Mike, what is this "fake stuff T1-11" you speak of.  Never heard of it, but I would like to know more.

I got some LP "SmartSide" last year to re-side my shed.  I used it the year before in southern MS on a mission trip to re-side a resident's shed.   It appears to be an impregnated sort of OSB with a primer on it.   I did the T1-11 style paneling and did the corners with 1x2 stock.  Too early to tell how mine is doing and did not get to follow up with the owner in MS.  50 year pro-rated warranty.
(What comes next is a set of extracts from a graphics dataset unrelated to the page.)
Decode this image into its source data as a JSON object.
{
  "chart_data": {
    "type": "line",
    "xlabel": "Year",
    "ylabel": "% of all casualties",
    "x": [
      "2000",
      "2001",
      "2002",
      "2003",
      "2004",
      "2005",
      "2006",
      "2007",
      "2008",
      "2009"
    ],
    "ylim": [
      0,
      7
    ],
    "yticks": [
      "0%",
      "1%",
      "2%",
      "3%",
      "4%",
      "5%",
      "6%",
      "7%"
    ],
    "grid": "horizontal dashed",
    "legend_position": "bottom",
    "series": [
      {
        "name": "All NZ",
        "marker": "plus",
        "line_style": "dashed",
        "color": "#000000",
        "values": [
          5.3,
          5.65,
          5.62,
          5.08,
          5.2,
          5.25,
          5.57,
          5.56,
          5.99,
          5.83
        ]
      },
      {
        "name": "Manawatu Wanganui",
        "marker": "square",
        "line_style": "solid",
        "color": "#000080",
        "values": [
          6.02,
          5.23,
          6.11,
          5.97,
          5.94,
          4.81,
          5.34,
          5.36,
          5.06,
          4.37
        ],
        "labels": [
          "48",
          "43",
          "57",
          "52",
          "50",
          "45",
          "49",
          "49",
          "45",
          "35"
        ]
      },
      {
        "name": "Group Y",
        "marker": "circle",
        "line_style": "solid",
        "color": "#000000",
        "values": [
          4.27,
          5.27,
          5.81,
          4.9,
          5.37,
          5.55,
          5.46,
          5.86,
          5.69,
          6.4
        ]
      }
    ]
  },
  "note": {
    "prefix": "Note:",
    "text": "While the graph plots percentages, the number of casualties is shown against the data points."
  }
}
I will also vote for white on walls. It really enhances the shop experience.

 

You have probably considered this but in putting electrical in for the shop areas outlets every 6 to 8 feet with banked outlets . Use conduit and also put in outlets or empty boxes at bench height. You will need air so go ahead and plumb that in too and will save lots of headaches getting it where you need it.

 

I might have missed it but what is the ceiling choice?

  • Author

I am not sure of the ceiling ... it is high .. 16 ft  ... I will put about 24" of insulation in it.

 

Maybe thin plywood or even hardboard ... just something to seal it up and hold up the insulation.

 

Yes, I did that in my last shop .... conduit on the walls and plugs everywhere.  Definitely air.  I worked for a compressor shop once and picked up a good cast iron pressure lubricated two stage.